02
Déc
11

Baguettes chinoises

Un roman chinois de Xinran

La Chine est un pays tellement grand qu’il contient plusieurs époques : plusieurs décennies séparent le mode de vie des campagnards et celui des citadins. Rassurez-vous, Federico ne compte pas développer les raisons économiques, politiques et culturelles d’un tel décalage. Une fois n’est pas coutume, il va vous parler d’une de ses dernières lectures : Baguettes chinoises de Xinran.

L’auteur conte l’histoire de trois sœurs issues d’une fratrie de six filles. Tout irait bien dans le meilleur des mondes si dans la campagne chinoise le fait de ne pas avoir de fils était considéré comme un véritable déshonneur. En effet, on considère que les hommes sont les poutres du foyer tandis que les filles ne servent à rien (en gros) : elle sont de simples baguettes. Dans le livre le concept est poussé jusqu’au bout : les parents n’ont pas jugé utile de donner de véritable prénoms à leurs filles. Elles portent donc le numéro de leur ordre de naissance. Malgré tout, Trois, Cinq et Six sont bien décidées à montrer qu’elles peuvent subvenir aux besoins de leur famille et faire la fierté de leurs parents. Elles quittent donc leur campagne natale pour Nankin, la ville la plus proche, afin de tenter leur chance. Passé le choc des cultures, les trois sœurs vont chacune suivre leur voie vers l’indépendance ; quête plus ou moins couronnée de succès.

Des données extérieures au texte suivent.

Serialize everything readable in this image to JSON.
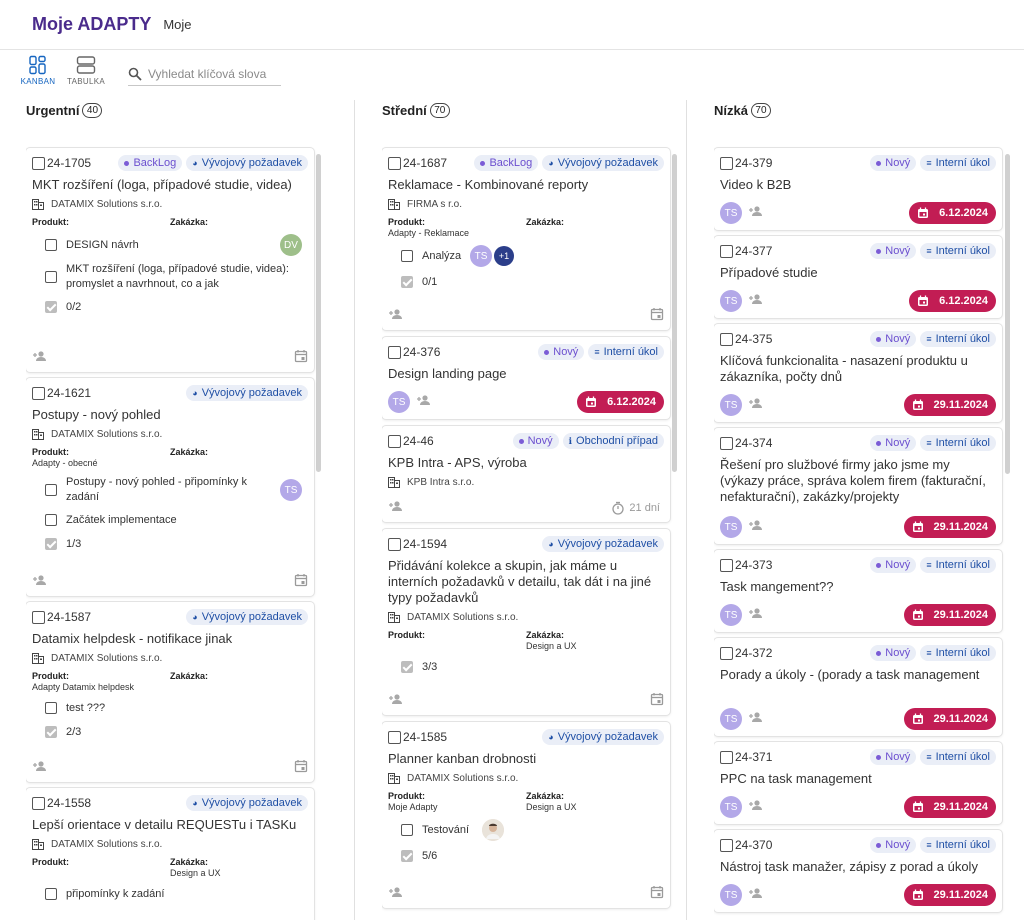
{
  "app": {
    "title": "Moje ADAPTY",
    "subtitle": "Moje"
  },
  "toolbar": {
    "kanban_label": "KANBAN",
    "table_label": "TABULKA",
    "search_placeholder": "Vyhledat klíčová slova",
    "search_value": ""
  },
  "colors": {
    "accent": "#4a2b8c",
    "date_chip": "#c21d54",
    "chip_bg": "#eaeef7",
    "avatar": "#b3a8e8"
  },
  "labels": {
    "produkt": "Produkt:",
    "zakazka": "Zakázka:"
  },
  "columns": [
    {
      "title": "Urgentní",
      "count": "40",
      "cards": [
        {
          "id": "24-1705",
          "status": "BackLog",
          "type": "Vývojový požadavek",
          "title": "MKT rozšíření (loga, případové studie, videa)",
          "company": "DATAMIX Solutions s.r.o.",
          "produkt": "",
          "zakazka": "",
          "tasks": [
            {
              "text": "DESIGN návrh",
              "avatar": "DV"
            },
            {
              "text": "MKT rozšíření (loga, případové studie, videa): promyslet a navrhnout, co a jak"
            }
          ],
          "progress": "0/2"
        },
        {
          "id": "24-1621",
          "status": "",
          "type": "Vývojový požadavek",
          "title": "Postupy - nový pohled",
          "company": "DATAMIX Solutions s.r.o.",
          "produkt": "Adapty - obecné",
          "zakazka": "",
          "tasks": [
            {
              "text": "Postupy - nový pohled - připomínky k zadání",
              "avatar": "TS"
            },
            {
              "text": "Začátek implementace"
            }
          ],
          "progress": "1/3"
        },
        {
          "id": "24-1587",
          "status": "",
          "type": "Vývojový požadavek",
          "title": "Datamix helpdesk - notifikace jinak",
          "company": "DATAMIX Solutions s.r.o.",
          "produkt": "Adapty Datamix helpdesk",
          "zakazka": "",
          "tasks": [
            {
              "text": "test ???"
            }
          ],
          "progress": "2/3"
        },
        {
          "id": "24-1558",
          "status": "",
          "type": "Vývojový požadavek",
          "title": "Lepší orientace v detailu REQUESTu i TASKu",
          "company": "DATAMIX Solutions s.r.o.",
          "produkt": "",
          "zakazka": "Design a UX",
          "tasks": [
            {
              "text": "připomínky k zadání"
            }
          ],
          "progress": ""
        }
      ]
    },
    {
      "title": "Střední",
      "count": "70",
      "cards": [
        {
          "id": "24-1687",
          "status": "BackLog",
          "type": "Vývojový požadavek",
          "title": "Reklamace - Kombinované reporty",
          "company": "FIRMA s r.o.",
          "produkt": "Adapty - Reklamace",
          "zakazka": "",
          "tasks": [
            {
              "text": "Analýza",
              "avatar": "TS",
              "extra": "+1"
            }
          ],
          "progress": "0/1"
        },
        {
          "id": "24-376",
          "status": "Nový",
          "type": "Interní úkol",
          "title": "Design landing page",
          "avatar": "TS",
          "date": "6.12.2024"
        },
        {
          "id": "24-46",
          "status": "Nový",
          "type": "Obchodní případ",
          "title": "KPB Intra - APS, výroba",
          "company": "KPB Intra s.r.o.",
          "timer": "21 dní"
        },
        {
          "id": "24-1594",
          "status": "",
          "type": "Vývojový požadavek",
          "title": "Přidávání kolekce a skupin, jak máme u interních požadavků v detailu, tak dát i na jiné typy požadavků",
          "company": "DATAMIX Solutions s.r.o.",
          "produkt": "",
          "zakazka": "Design a UX",
          "tasks": [],
          "progress": "3/3"
        },
        {
          "id": "24-1585",
          "status": "",
          "type": "Vývojový požadavek",
          "title": "Planner kanban drobnosti",
          "company": "DATAMIX Solutions s.r.o.",
          "produkt": "Moje Adapty",
          "zakazka": "Design a UX",
          "tasks": [
            {
              "text": "Testování",
              "photo": true
            }
          ],
          "progress": "5/6"
        }
      ]
    },
    {
      "title": "Nízká",
      "count": "70",
      "cards": [
        {
          "id": "24-379",
          "status": "Nový",
          "type": "Interní úkol",
          "title": "Video k B2B",
          "avatar": "TS",
          "date": "6.12.2024"
        },
        {
          "id": "24-377",
          "status": "Nový",
          "type": "Interní úkol",
          "title": "Případové studie",
          "avatar": "TS",
          "date": "6.12.2024"
        },
        {
          "id": "24-375",
          "status": "Nový",
          "type": "Interní úkol",
          "title": "Klíčová funkcionalita - nasazení produktu u zákazníka, počty dnů",
          "avatar": "TS",
          "date": "29.11.2024"
        },
        {
          "id": "24-374",
          "status": "Nový",
          "type": "Interní úkol",
          "title": "Řešení pro službové firmy jako jsme my (výkazy práce, správa kolem firem (fakturační, nefakturační), zakázky/projekty",
          "avatar": "TS",
          "date": "29.11.2024"
        },
        {
          "id": "24-373",
          "status": "Nový",
          "type": "Interní úkol",
          "title": "Task mangement??",
          "avatar": "TS",
          "date": "29.11.2024"
        },
        {
          "id": "24-372",
          "status": "Nový",
          "type": "Interní úkol",
          "title": "Porady a úkoly -  (porady a task management",
          "avatar": "TS",
          "date": "29.11.2024"
        },
        {
          "id": "24-371",
          "status": "Nový",
          "type": "Interní úkol",
          "title": "PPC na task management",
          "avatar": "TS",
          "date": "29.11.2024"
        },
        {
          "id": "24-370",
          "status": "Nový",
          "type": "Interní úkol",
          "title": "Nástroj task manažer, zápisy z porad a úkoly",
          "avatar": "TS",
          "date": "29.11.2024"
        }
      ]
    }
  ]
}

Xinran a longtemps animé une émission de radio chinoise dans laquelle elle recueillait les confidences de ses auditrices. Grâce au matériau accumulé elle a construit les personnages de Trois, Cinq et Six qui, grâce à l’anonymat de leur prénom, représentent toutes ces femmes chinoises privées d’une éducation digne de ce nom et réduite à un rôle de reproduction. Ce livre est donc une sorte d’hommage rendu à leur courage. C’est aussi une déclaration d’amour à la ville natale de l’auteur, Nankin, qui a jailli du livre sous les yeux dépaysés de notre ami lapin. La faiblesse de ce livre réside d’ailleurs dans l’aspect trop documentaire du livre qui instaure une distance entre le lecteur et les personnages.

Néanmoins, Xinran a réussi à créer des héroïnes de fiction très crédibles. Elles ont chacune leur caractère propre et savent exploiter leurs forces et faiblesses pour atteindre leur objectif. Ce sont également des modèles d’humilité. Cependant, leur ingénuité et leur résignation face à certains aspects de leur condition ont parfois hérissé les poils de Federico qui ne comprend évidemment pas comment des êtres humains peuvent encore être traités ainsi. Notre rongeur est donc sorti de sa lecture avec un sentiment d’amertume malgré la nette volonté de l’auteur de véhiculer un message d’optimisme. Cette dernière en profite d’ailleurs pour faire la promotion de l’association qu’elle a fondé afin, entre autres, de venir en aide aux enfants chinois qui n’ont pas accès à l’éducation, Mother’s Bridge of Love.

Xinran, Baguettes Chinoises, Philippe Picquier, 2008.